A global shift in winds is what led to the end of Earth’s last ice age— an event that ushered in a warmer climate and the birth of human civilization.

It is believed that, in the geological blink of an eye, ice sheets in the northern hemisphere began to collapse and warming spread quickly to the south.

Most scientists say that the trigger, at least initially, was an orbital shift that caused more sunlight to fall across Earth's northern half.

But they could not explain how the south dealt with the shift so fast.

And now a team of researchers looked for an answer towards a global shift in winds and proposed a chain of events that began with the melting of the large northern hemisphere ice sheets about 20,000 years ago.

The melting ice sheets reconfigured the planet's wind belts, pushing warm air and seawater south, and pulling carbon dioxide from the deep ocean into the atmosphere, allowing the planet to heat even further.

Their hypothesis makes use of climate data preserved in cave formations, polar ice cores and deep-sea sediments to describe how Earth finally thawed out.

"This paper pulls together several recent studies to explain how warming triggered in the north moves to the south, ending an ice age," said study co-author Bob Anderson, a geochemist at Columbia University's Lamont-Doherty Earth Observatory.

"Finally, we have a clear picture of the global teleconnections in Earth's climate system that are active across many time scales. These same linkages that brought the earth out of the last ice age are active today, and they will almost certainly play a role in future climate change as well,” he added.

"It's the great global warming of all time. We're trying to answer the puzzle: why does the Earth, when it appears so firmly in the grip of an ice age, start to warm?" said the study's lead author, George Denton, a glaciologist at the University of Maine.

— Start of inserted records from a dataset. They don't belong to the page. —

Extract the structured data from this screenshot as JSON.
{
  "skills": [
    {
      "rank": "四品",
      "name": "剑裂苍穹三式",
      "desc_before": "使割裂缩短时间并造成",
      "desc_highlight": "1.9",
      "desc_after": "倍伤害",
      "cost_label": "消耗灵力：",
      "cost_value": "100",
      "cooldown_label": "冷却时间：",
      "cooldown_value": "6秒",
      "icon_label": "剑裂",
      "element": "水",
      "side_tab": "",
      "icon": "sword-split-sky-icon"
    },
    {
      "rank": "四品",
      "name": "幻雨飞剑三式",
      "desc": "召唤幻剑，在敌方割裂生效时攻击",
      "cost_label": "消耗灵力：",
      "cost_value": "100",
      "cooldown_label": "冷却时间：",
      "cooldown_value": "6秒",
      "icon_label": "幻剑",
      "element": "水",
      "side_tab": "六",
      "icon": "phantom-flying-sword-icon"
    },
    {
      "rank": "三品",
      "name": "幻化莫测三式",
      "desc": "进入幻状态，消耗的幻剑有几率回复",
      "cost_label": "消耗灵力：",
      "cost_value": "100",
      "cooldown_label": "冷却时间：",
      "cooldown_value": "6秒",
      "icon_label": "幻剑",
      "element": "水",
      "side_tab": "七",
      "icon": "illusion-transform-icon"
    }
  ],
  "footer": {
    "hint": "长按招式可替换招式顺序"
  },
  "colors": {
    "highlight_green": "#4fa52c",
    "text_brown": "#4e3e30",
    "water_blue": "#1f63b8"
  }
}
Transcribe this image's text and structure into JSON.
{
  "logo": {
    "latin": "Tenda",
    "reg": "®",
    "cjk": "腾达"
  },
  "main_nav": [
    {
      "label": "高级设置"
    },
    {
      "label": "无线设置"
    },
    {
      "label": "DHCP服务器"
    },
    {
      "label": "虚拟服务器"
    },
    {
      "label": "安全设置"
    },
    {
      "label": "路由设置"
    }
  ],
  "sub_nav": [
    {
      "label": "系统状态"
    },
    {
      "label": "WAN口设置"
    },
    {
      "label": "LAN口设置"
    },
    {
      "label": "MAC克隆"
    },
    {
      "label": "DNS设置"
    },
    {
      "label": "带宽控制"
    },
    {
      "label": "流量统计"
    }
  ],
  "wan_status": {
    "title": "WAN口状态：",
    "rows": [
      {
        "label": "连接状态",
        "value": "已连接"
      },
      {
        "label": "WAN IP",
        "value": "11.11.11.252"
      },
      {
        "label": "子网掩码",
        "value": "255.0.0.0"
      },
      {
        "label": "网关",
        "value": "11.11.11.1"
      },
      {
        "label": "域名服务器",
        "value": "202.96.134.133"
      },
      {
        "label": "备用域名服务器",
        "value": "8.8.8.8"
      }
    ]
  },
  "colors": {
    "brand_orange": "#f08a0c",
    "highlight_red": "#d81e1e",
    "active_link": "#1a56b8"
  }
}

Scientists have long suspected that carbon dioxide played a major role in the last ice age but have had trouble explaining the early warming in the southern hemisphere, where glaciers in Patagonia and New Zealand were melting before carbon dioxide levels rose significantly.

Some scientists suggest that a change in ocean currents, triggered by the freshening of the North Atlantic, caused this early warming.

But computer models using ocean circulation to explain the rapid warming in the south have been unable to recreate the large temperature jumps seen in the paleoclimate record.

Now, with the evidence for shifting southern hemisphere westerlies, the rapid warming is readily explained.

The study has been published in the journal Science.